A leading Democratic member of the House Homeland Security Committee on Thursday urged the incoming Trump administration to spare the Cybersecurity and Infrastructure Security Agency (CISA) in its much-publicized plans to increase Federal efficiency by potentially eliminating some government operations.
Rep. Eric Swalwell, D-Calif., ranking member of the committee’s Subcommittee on Cybersecurity and Infrastructure Protection, issued the plea at a subcommittee hearing on CISA’s Secure by Design initiative. The initiative is an effort to improve cybersecurity by putting more security responsibilities on technology manufacturers instead of technology users.
“CISA’s secure by design initiative is just one example of the many vital projects that CISA carries out,” Rep. Swalwell said. “Efforts in the next administration to weaken or abolish CISA would have devastating impacts on our national security, and I hope that we can continue to work … in a bipartisan way to support this vital agency.”
Rep. Swalwell did not indicate any specific knowledge of pending CISA cuts, and thus far the incoming administration has not publicly discussed any plans to change CISA’s funding or its responsibilities for protecting the nation’s cyber and physical infrastructure.
CISA Director Jen Easterly, who has championed the Secure by Design push, will leave her post with other Biden administration appointees within the agency by Jan. 20, when President-elect Donald Trump is sworn in – as is typical during a presidential transition.
President-elect Trump is planning to create a Department of Government Efficiency (DOGE) advisory group, with a mission of finding ways to reduce government spending and potentially do away with any number of government operations. Vivek Ramaswamy, who is co-lead of the group, said on Dec. 4 that DOGE’s success hinges on the need to modernize technology across the Federal government.
CISA unveiled Secure by Design last year, in collaboration with the Federal Bureau of Investigation (FBI), the National Security Agency (NSA), and six of the agency’s international partners. Billed as the first joint guidance of its kind, the program urges software manufacturers to take urgent steps necessary to ship products that are secure-by-design and by-default.
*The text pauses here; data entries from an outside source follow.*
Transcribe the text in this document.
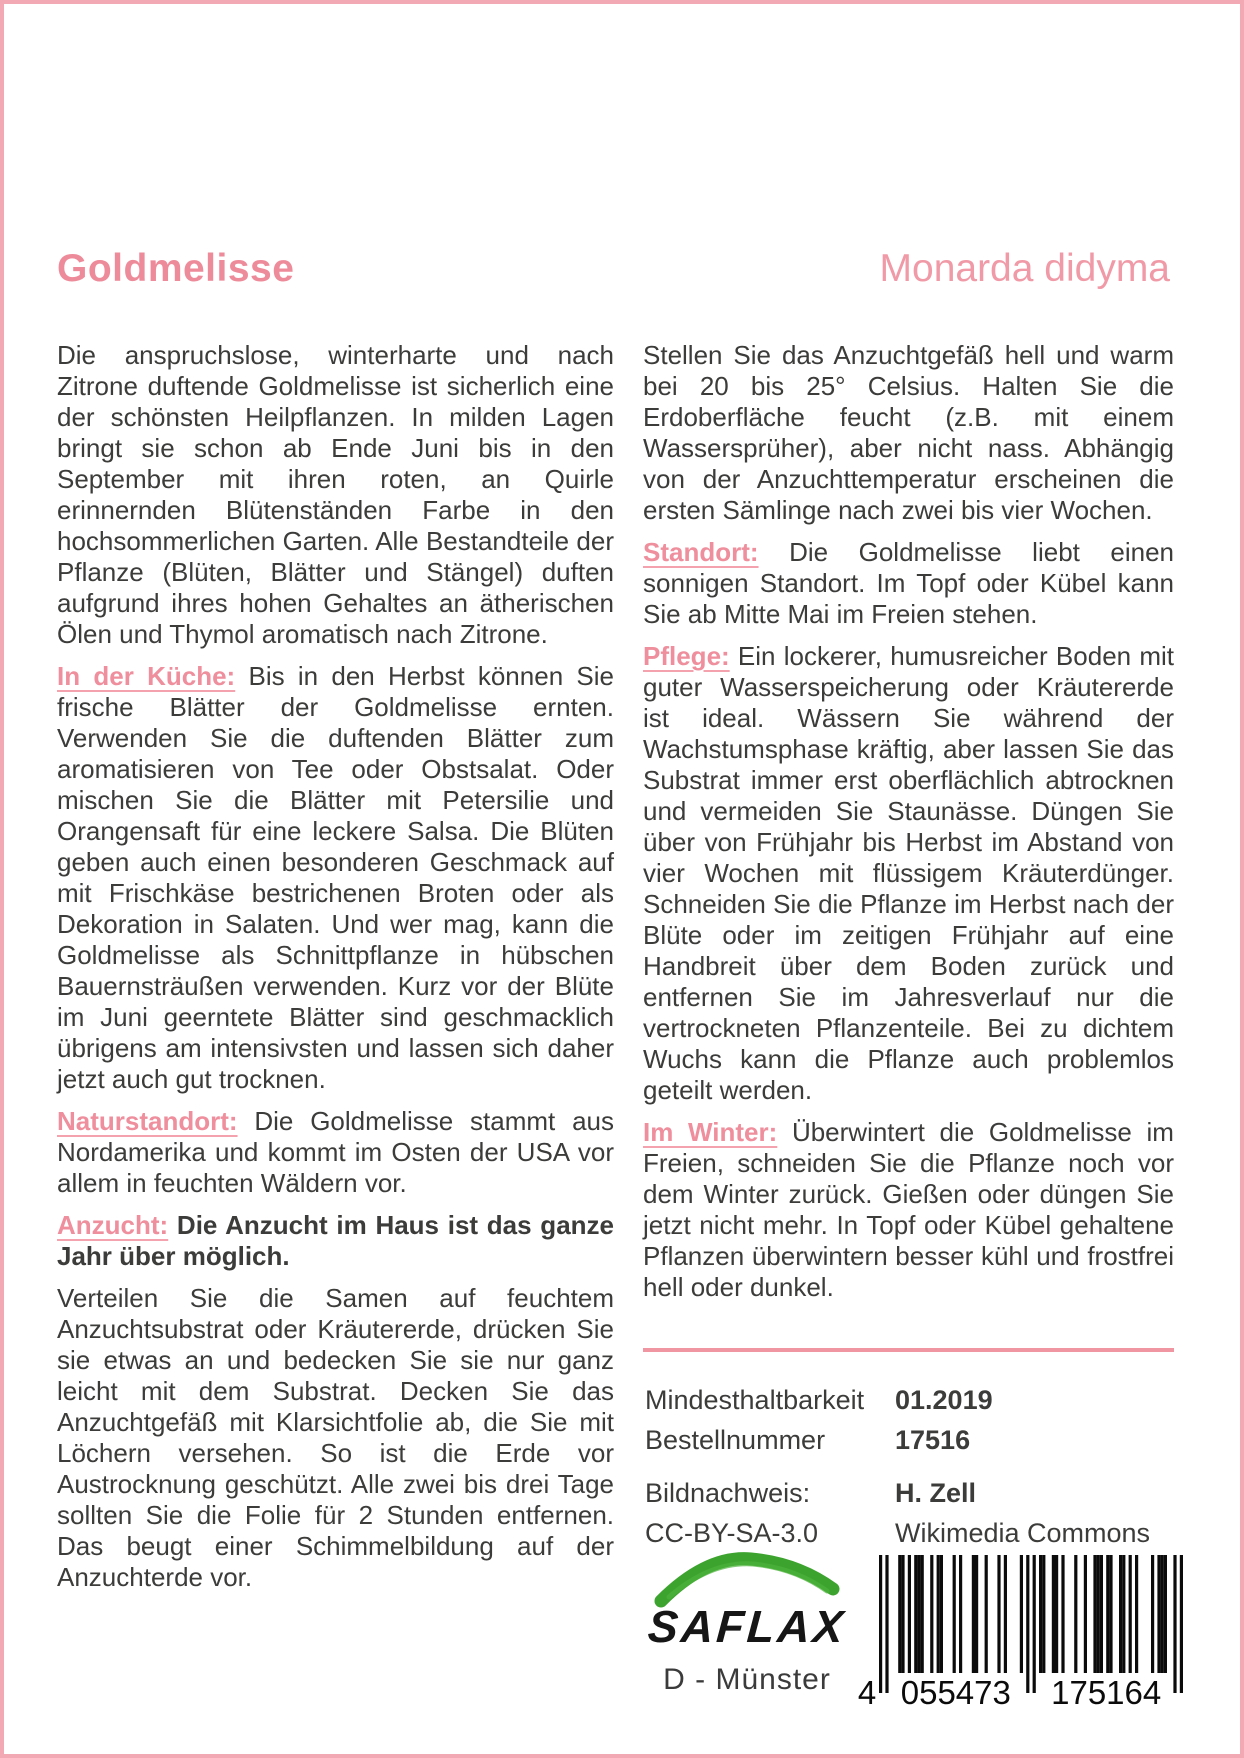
Goldmelisse	Monarda didyma

Die anspruchslose, winterharte und nach Zitrone duftende Goldmelisse ist sicherlich eine der schönsten Heilpflanzen. In milden Lagen bringt sie schon ab Ende Juni bis in den September mit ihren roten, an Quirle erinnernden Blütenständen Farbe in den hochsommerlichen Garten. Alle Bestandteile der Pflanze (Blüten, Blätter und Stängel) duften aufgrund ihres hohen Gehaltes an ätherischen Ölen und Thymol aromatisch nach Zitrone.

In der Küche: Bis in den Herbst können Sie frische Blätter der Goldmelisse ernten. Verwenden Sie die duftenden Blätter zum aromatisieren von Tee oder Obstsalat. Oder mischen Sie die Blätter mit Petersilie und Orangensaft für eine leckere Salsa. Die Blüten geben auch einen besonderen Geschmack auf mit Frischkäse bestrichenen Broten oder als Dekoration in Salaten. Und wer mag, kann die Goldmelisse als Schnittpflanze in hübschen Bauernsträußen verwenden. Kurz vor der Blüte im Juni geerntete Blätter sind geschmacklich übrigens am intensivsten und lassen sich daher jetzt auch gut trocknen.

Naturstandort: Die Goldmelisse stammt aus Nordamerika und kommt im Osten der USA vor allem in feuchten Wäldern vor.

Anzucht: Die Anzucht im Haus ist das ganze Jahr über möglich.

Verteilen Sie die Samen auf feuchtem Anzuchtsubstrat oder Kräutererde, drücken Sie sie etwas an und bedecken Sie sie nur ganz leicht mit dem Substrat. Decken Sie das Anzuchtgefäß mit Klarsichtfolie ab, die Sie mit Löchern versehen. So ist die Erde vor Austrocknung geschützt. Alle zwei bis drei Tage sollten Sie die Folie für 2 Stunden entfernen. Das beugt einer Schimmelbildung auf der Anzuchterde vor.

Stellen Sie das Anzuchtgefäß hell und warm bei 20 bis 25° Celsius. Halten Sie die Erdoberfläche feucht (z.B. mit einem Wassersprüher), aber nicht nass. Abhängig von der Anzuchttemperatur erscheinen die ersten Sämlinge nach zwei bis vier Wochen.

Standort: Die Goldmelisse liebt einen sonnigen Standort. Im Topf oder Kübel kann Sie ab Mitte Mai im Freien stehen.

Pflege: Ein lockerer, humusreicher Boden mit guter Wasserspeicherung oder Kräutererde ist ideal. Wässern Sie während der Wachstumsphase kräftig, aber lassen Sie das Substrat immer erst oberflächlich abtrocknen und vermeiden Sie Staunässe. Düngen Sie über von Frühjahr bis Herbst im Abstand von vier Wochen mit flüssigem Kräuterdünger. Schneiden Sie die Pflanze im Herbst nach der Blüte oder im zeitigen Frühjahr auf eine Handbreit über dem Boden zurück und entfernen Sie im Jahresverlauf nur die vertrockneten Pflanzenteile. Bei zu dichtem Wuchs kann die Pflanze auch problemlos geteilt werden.

Im Winter: Überwintert die Goldmelisse im Freien, schneiden Sie die Pflanze noch vor dem Winter zurück. Gießen oder düngen Sie jetzt nicht mehr. In Topf oder Kübel gehaltene Pflanzen überwintern besser kühl und frostfrei hell oder dunkel.

Mindesthaltbarkeit	01.2019
Bestellnummer	17516
Bildnachweis:	H. Zell
CC-BY-SA-3.0	Wikimedia Commons
SAFLAX
D - Münster 4 055473 175164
More than 250 companies have signed a Secure by Design pledge, vowing to build better security into their products. Representatives of several signers gave the program generally positive early reviews at Thursday’s subcommittee hearing, but said it will take time to determine how successful the program will be in improving security.
“Secure by Design and Secure by Default have been shown by Fortinet and other early adopters to be viable for IT manufacturers to implement and to generate measurable improvements in their customers’ security,” said Jim Richberg, Head of Cyber Policy and Global Field CISO at Fortinet, Inc., at the Dec. 5 subcommittee hearing. “However, this approach will only succeed if it is recognized and desired by the marketplace.”